Now we’ve all installed firewalls, antivirus software, and anti-spyware, and we’ve probably got something to check for rootkits and any other nasties, but now even that isn’t enough. It appears that gone are days of the sad little nerd trying to claim fame in his sad little nerd community by launching a virus on the rest of us that basically says, “I am here, look at me”. I’m sure there are still people like that passing their time in this particular way, but they are not the problem.
The next level of attack on ordinary people, like you and I, came from organized crime. Every time we inadvertently found ourself trying to download something free off the Internet we also downloaded a piece of software that exposed our files to outsiders – the growth of broadband helped criminals no end. Not only could they see the existence of our files labelled secret_passwords.doc and home_accounts.xls, they could download their contents and steal our identity at the bank as they withdrew all our hard-earned cash. Next they turned our computers into zombies that sent out millions of spam e-mails over our broadband connection when we left it for a few minutes.

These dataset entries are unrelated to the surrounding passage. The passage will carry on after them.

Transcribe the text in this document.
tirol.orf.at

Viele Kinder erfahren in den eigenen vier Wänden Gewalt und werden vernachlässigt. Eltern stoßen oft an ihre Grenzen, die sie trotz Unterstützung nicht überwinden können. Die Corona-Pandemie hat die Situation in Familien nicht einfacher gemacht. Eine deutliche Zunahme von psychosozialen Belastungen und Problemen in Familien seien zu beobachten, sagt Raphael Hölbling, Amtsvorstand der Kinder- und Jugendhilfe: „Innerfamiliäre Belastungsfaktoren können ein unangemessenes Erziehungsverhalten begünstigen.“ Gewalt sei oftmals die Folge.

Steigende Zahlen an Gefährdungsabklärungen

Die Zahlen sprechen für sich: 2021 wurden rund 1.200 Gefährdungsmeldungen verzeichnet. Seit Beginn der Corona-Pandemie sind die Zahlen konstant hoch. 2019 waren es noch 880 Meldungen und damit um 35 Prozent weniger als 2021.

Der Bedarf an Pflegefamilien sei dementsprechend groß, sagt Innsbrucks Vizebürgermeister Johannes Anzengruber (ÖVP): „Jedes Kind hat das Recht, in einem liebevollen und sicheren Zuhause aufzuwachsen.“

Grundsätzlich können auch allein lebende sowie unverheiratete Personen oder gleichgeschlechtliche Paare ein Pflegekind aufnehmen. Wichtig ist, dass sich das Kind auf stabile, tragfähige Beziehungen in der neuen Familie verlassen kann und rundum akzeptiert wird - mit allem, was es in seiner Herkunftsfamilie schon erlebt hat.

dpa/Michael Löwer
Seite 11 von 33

But now we have reached a new level of sophisticated attack and from the unlikeliest of bedfellows. I’m talking about legitimate governments and terrorists! Now I’m sure that your government and mine can’t possibly be involved – it’s always the others! For example, there has been wide reporting in the press that the Chinese plan to have electronic supremacy by 2050. Apparently, hackers within the Chinese People’s Liberation Army have revealed China’s plan to control other countries’ military networks and disable their financial and communications capabilities. It seems that superiority in any future war lies in successful cyber assaults, and, what’s worse, globally there are an awful lot of vulnerable systems. It also seems that the Chinese have produced a blueprint for Cyber warfare.
Obviously, a successful cyber attack could destabilize a country – which is probably why those hackers who can’t get a job for a legitimate government are being recruited to help terrorists. Although it doesn’t appear to have happened, 11 November was meant to see a denial of service by al-Qaeda. This was the date set for a cyber jihad against non-Moslem targets. The attack was meant to work by allowing sympathizers to download a tool that when coordinated with thousands of other like-minded people would cause the denial of service attack.
Now I know the Internet is full of paranoid ravings and conspiracy Web sites, but it does seem like an extra problem to worry about – maybe the Internet won’t be there tomorrow morning when I try to log on. The only good inference you can draw from this is that if these cyber attacks are well known, there must be a lot of people in white hats preventing such attacks from happening. But, perhaps equally worryingly, they must be thinking about ways to wage cyber war on whoever they think of as wearing black hats. Let’s hope the War of the Web never gets passed the planning stage – take it away Jeff!